Schauen wir gerade live dabei zu, wie sich eine neue internationale Klimaschutznorm entwickelt?
Ich denke, diese Norm gibt es schon und zwar in Form der Pariser Klimaziele. Diese Norm hat aber noch nicht so viel Biss. Was wir jetzt sehen, ist, wie diese Norm im nationalen Recht ankommt – und plötzlich bekommen Gerichte eine zentrale Funktion und damit auch das Bundesverfassungsgericht.
Vielen Dank für das Gespräch!
Die ersten Reaktionen auf dieses Urteil waren zum Teil kurios. Einige Politiker:innen aus der Großen Koalition applaudierte dem Gericht – und freuten sich öffentlich, allen voran Bundeswirtschaftsminister Peter Altmaier:
https://twitter.com/peteraltmaier/status/1387681285385203712
Rational erklären, lässt sich das eigentlich nur mit zwei Dingen:
Erstens, Wahlkampf. Wer will sich ausgerechnet jetzt auch nur den Anschein geben, gegen Klimaschutz zu sein?
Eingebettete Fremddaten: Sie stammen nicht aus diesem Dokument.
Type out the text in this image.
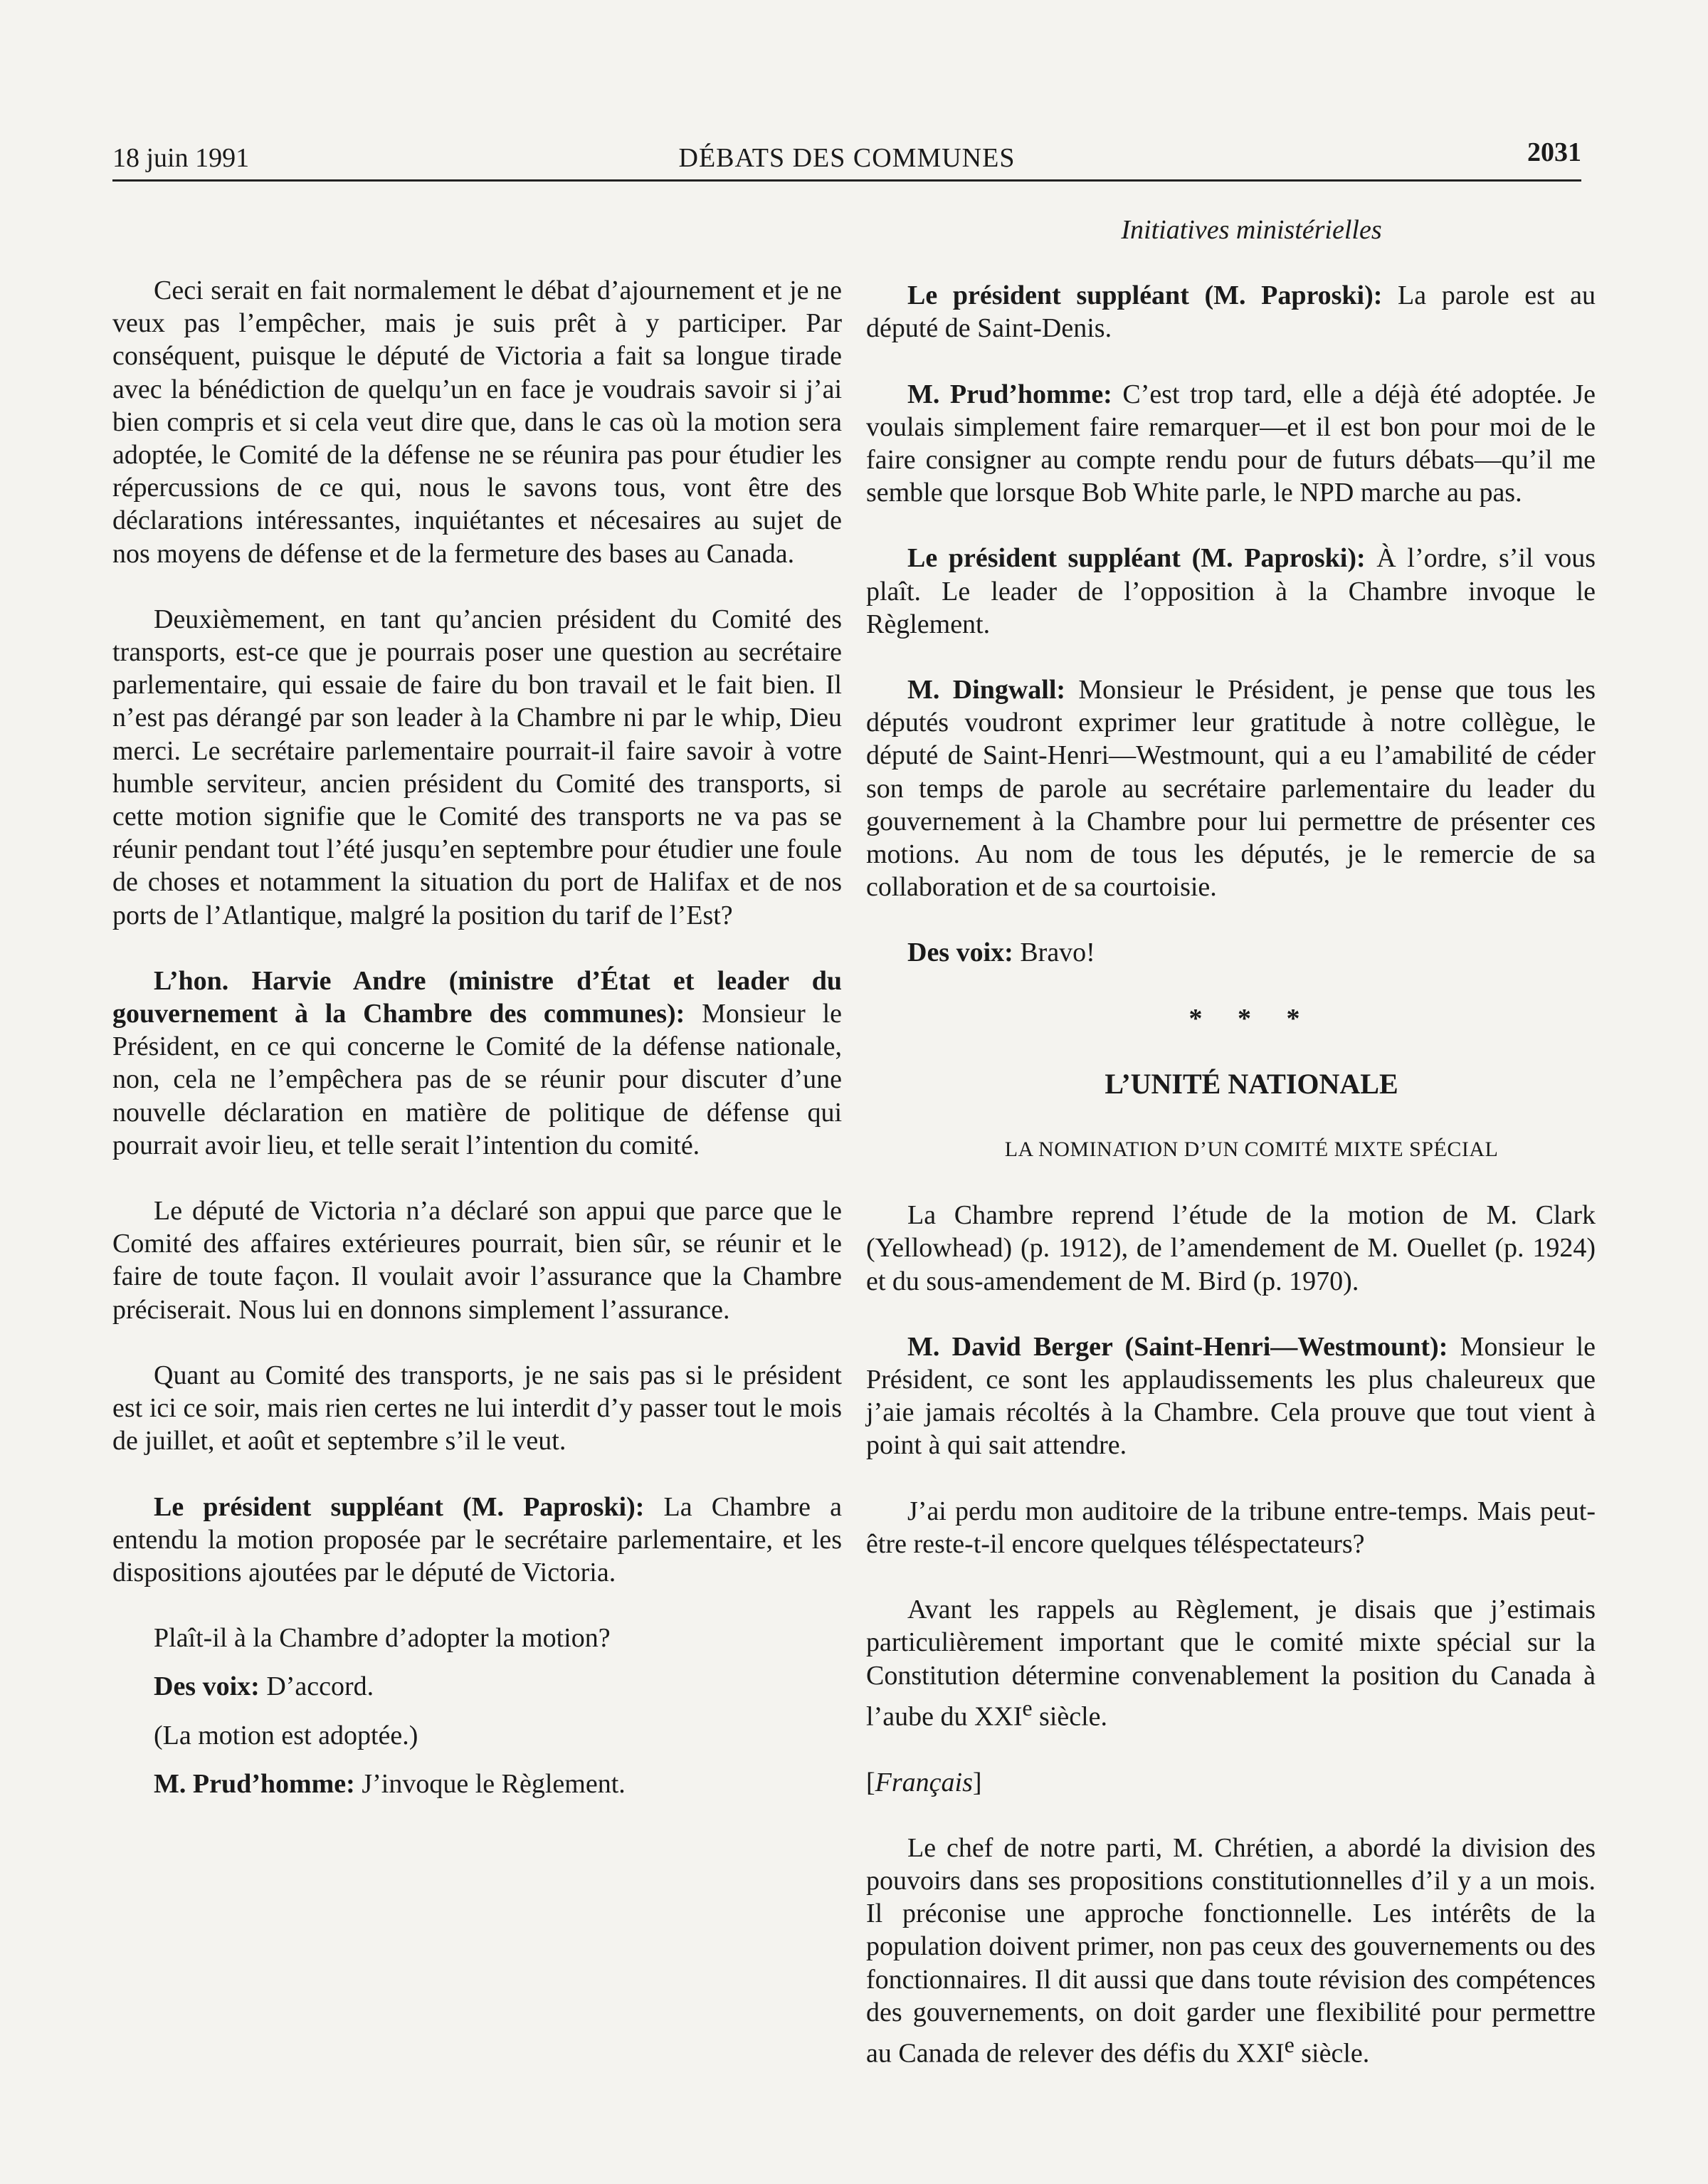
18 juin 1991	DÉBATS DES COMMUNES	2031

Ceci serait en fait normalement le débat d’ajournement et je ne veux pas l’empêcher, mais je suis prêt à y participer. Par conséquent, puisque le député de Victoria a fait sa longue tirade avec la bénédiction de quelqu’un en face je voudrais savoir si j’ai bien compris et si cela veut dire que, dans le cas où la motion sera adoptée, le Comité de la défense ne se réunira pas pour étudier les répercussions de ce qui, nous le savons tous, vont être des déclarations intéressantes, inquiétantes et nécesaires au sujet de nos moyens de défense et de la fermeture des bases au Canada.

Deuxièmement, en tant qu’ancien président du Comité des transports, est-ce que je pourrais poser une question au secrétaire parlementaire, qui essaie de faire du bon travail et le fait bien. Il n’est pas dérangé par son leader à la Chambre ni par le whip, Dieu merci. Le secrétaire parlementaire pourrait-il faire savoir à votre humble serviteur, ancien président du Comité des transports, si cette motion signifie que le Comité des transports ne va pas se réunir pendant tout l’été jusqu’en septembre pour étudier une foule de choses et notamment la situation du port de Halifax et de nos ports de l’Atlantique, malgré la position du tarif de l’Est?

L’hon. Harvie Andre (ministre d’État et leader du gouvernement à la Chambre des communes): Monsieur le Président, en ce qui concerne le Comité de la défense nationale, non, cela ne l’empêchera pas de se réunir pour discuter d’une nouvelle déclaration en matière de politique de défense qui pourrait avoir lieu, et telle serait l’intention du comité.

Le député de Victoria n’a déclaré son appui que parce que le Comité des affaires extérieures pourrait, bien sûr, se réunir et le faire de toute façon. Il voulait avoir l’assurance que la Chambre préciserait. Nous lui en donnons simplement l’assurance.

Quant au Comité des transports, je ne sais pas si le président est ici ce soir, mais rien certes ne lui interdit d’y passer tout le mois de juillet, et août et septembre s’il le veut.

Le président suppléant (M. Paproski): La Chambre a entendu la motion proposée par le secrétaire parlementaire, et les dispositions ajoutées par le député de Victoria.

Plaît-il à la Chambre d’adopter la motion?

Des voix: D’accord.

(La motion est adoptée.)

M. Prud’homme: J’invoque le Règlement.

Initiatives ministérielles

Le président suppléant (M. Paproski): La parole est au député de Saint-Denis.

M. Prud’homme: C’est trop tard, elle a déjà été adoptée. Je voulais simplement faire remarquer—et il est bon pour moi de le faire consigner au compte rendu pour de futurs débats—qu’il me semble que lorsque Bob White parle, le NPD marche au pas.

Le président suppléant (M. Paproski): À l’ordre, s’il vous plaît. Le leader de l’opposition à la Chambre invoque le Règlement.

M. Dingwall: Monsieur le Président, je pense que tous les députés voudront exprimer leur gratitude à notre collègue, le député de Saint-Henri—Westmount, qui a eu l’amabilité de céder son temps de parole au secrétaire parlementaire du leader du gouvernement à la Chambre pour lui permettre de présenter ces motions. Au nom de tous les députés, je le remercie de sa collaboration et de sa courtoisie.

Des voix: Bravo!

* * *

L’UNITÉ NATIONALE

LA NOMINATION D’UN COMITÉ MIXTE SPÉCIAL

La Chambre reprend l’étude de la motion de M. Clark (Yellowhead) (p. 1912), de l’amendement de M. Ouellet (p. 1924) et du sous-amendement de M. Bird (p. 1970).

M. David Berger (Saint-Henri—Westmount): Monsieur le Président, ce sont les applaudissements les plus chaleureux que j’aie jamais récoltés à la Chambre. Cela prouve que tout vient à point à qui sait attendre.

J’ai perdu mon auditoire de la tribune entre-temps. Mais peut-être reste-t-il encore quelques téléspectateurs?

Avant les rappels au Règlement, je disais que j’estimais particulièrement important que le comité mixte spécial sur la Constitution détermine convenablement la position du Canada à l’aube du XXIe siècle.

[ Français ]

Le chef de notre parti, M. Chrétien, a abordé la division des pouvoirs dans ses propositions constitutionnelles d’il y a un mois. Il préconise une approche fonctionnelle. Les intérêts de la population doivent primer, non pas ceux des gouvernements ou des fonctionnaires. Il dit aussi que dans toute révision des compétences des gouvernements, on doit garder une flexibilité pour permettre au Canada de relever des défis du XXIe siècle.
Zweitens, das Bundesverfassungsgericht hat der Regierung im Grunde einen Gefallen getan. Weil nun ein hochpolitisches, kontroverses Thema in Grundsätzen komplett geklärt ist. Klimaschutz hat Verfassungsrang. So eine Aussage hilft in jeder Verhandlung, egal, wie man zu den Details steht. Über Ziel und Richtung können die zukünftigen Regierungen nicht mehr diskutieren: Deutschland muss seine Reduktionsziele einhalten.
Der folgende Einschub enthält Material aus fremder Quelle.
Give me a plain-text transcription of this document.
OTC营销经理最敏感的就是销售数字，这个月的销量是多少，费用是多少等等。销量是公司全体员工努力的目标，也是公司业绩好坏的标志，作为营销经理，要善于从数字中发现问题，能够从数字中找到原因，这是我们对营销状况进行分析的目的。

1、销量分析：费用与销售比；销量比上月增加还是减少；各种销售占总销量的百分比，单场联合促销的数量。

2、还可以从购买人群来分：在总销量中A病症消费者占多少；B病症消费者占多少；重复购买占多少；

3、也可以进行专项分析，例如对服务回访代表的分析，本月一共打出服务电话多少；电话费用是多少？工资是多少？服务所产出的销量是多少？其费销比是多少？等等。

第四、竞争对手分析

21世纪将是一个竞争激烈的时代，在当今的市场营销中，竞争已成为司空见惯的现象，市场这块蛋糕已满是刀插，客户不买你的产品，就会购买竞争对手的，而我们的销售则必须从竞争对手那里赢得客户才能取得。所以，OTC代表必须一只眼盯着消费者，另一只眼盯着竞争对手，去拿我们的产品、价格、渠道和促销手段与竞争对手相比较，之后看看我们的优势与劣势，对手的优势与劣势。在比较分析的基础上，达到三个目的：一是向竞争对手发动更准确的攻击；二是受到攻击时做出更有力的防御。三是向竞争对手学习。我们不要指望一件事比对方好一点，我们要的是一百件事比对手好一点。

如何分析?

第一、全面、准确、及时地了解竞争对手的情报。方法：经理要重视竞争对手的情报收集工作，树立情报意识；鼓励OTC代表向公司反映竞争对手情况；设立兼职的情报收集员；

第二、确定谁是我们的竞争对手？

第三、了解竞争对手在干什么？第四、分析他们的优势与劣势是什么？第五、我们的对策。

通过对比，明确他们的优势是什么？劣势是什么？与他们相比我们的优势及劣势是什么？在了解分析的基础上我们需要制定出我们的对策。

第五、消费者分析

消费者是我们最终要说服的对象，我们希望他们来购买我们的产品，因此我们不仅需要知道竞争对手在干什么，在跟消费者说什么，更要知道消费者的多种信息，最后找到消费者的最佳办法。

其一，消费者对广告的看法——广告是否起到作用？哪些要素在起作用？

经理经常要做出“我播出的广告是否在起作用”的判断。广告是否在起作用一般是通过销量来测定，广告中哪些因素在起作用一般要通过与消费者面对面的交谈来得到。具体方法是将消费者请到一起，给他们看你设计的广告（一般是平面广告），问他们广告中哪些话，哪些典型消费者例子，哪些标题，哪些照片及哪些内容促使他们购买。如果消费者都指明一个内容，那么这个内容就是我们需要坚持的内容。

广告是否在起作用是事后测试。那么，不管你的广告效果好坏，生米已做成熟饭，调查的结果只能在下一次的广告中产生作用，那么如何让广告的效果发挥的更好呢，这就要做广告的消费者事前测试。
Die Politiker:innen können und sollten aber darüber diskutieren, wie diese Ziele erreicht werden:
- Schenken wir dem Geflecht der Ökosysteme genug Beachtung?
- Welche Verbindung gibt es zwischen Rohstoffverbrauch und Klimakrise?
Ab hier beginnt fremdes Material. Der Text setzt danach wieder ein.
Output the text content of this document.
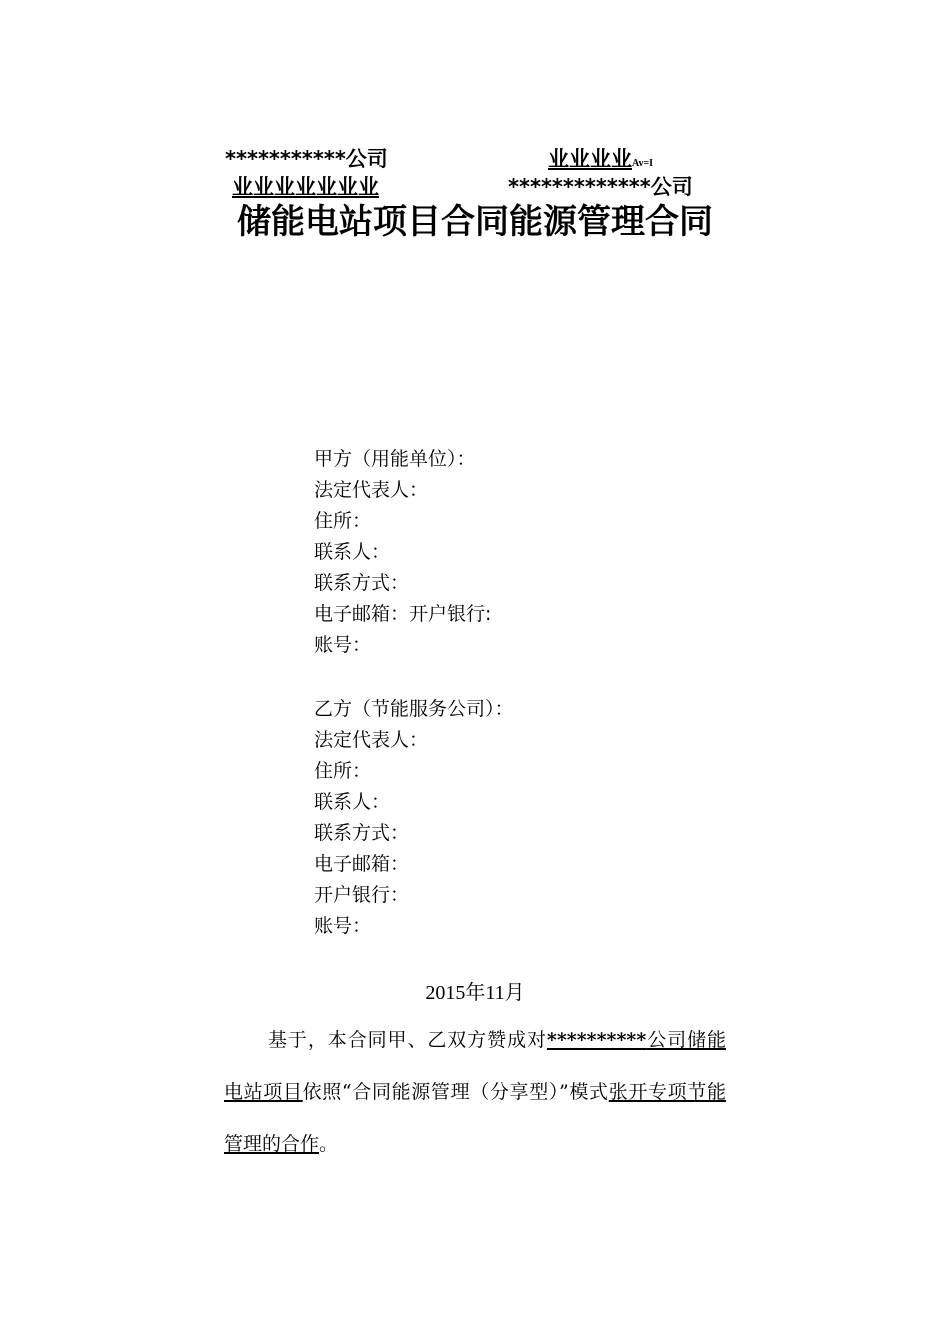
***********公司	业业业业Av=I
业业业业业业业	*************公司
储能电站项目合同能源管理合同
甲方（用能单位）：
法定代表人：
住所：
联系人：
联系方式：
电子邮箱：开户银行:
账号：
乙方（节能服务公司）：
法定代表人：
住所：
联系人：
联系方式：
电子邮箱：
开户银行：
账号：
2015年11月
基于，本合同甲、乙双方赞成对**********公司储能电站项目依照“合同能源管理（分享型）”模式张开专项节能管理的合作。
- Wie viel und welches Wirtschaftswachstum brauchen wir?
- Welche klimaschädlichen Subventionen gehören abgeschafft?
- Welche Rolle kann der Wasserstoff wirklich spielen?
Diese Fragen sind letztlich entscheidend in der Klimakrise, denn die große, alle Bereiche betreffende Transformation, die sie erfordert, kann auf keiner Richterbank dieser Welt geregelt werden. Das ist Sache der Gesellschaft – und ihrer führenden Politiker:innen.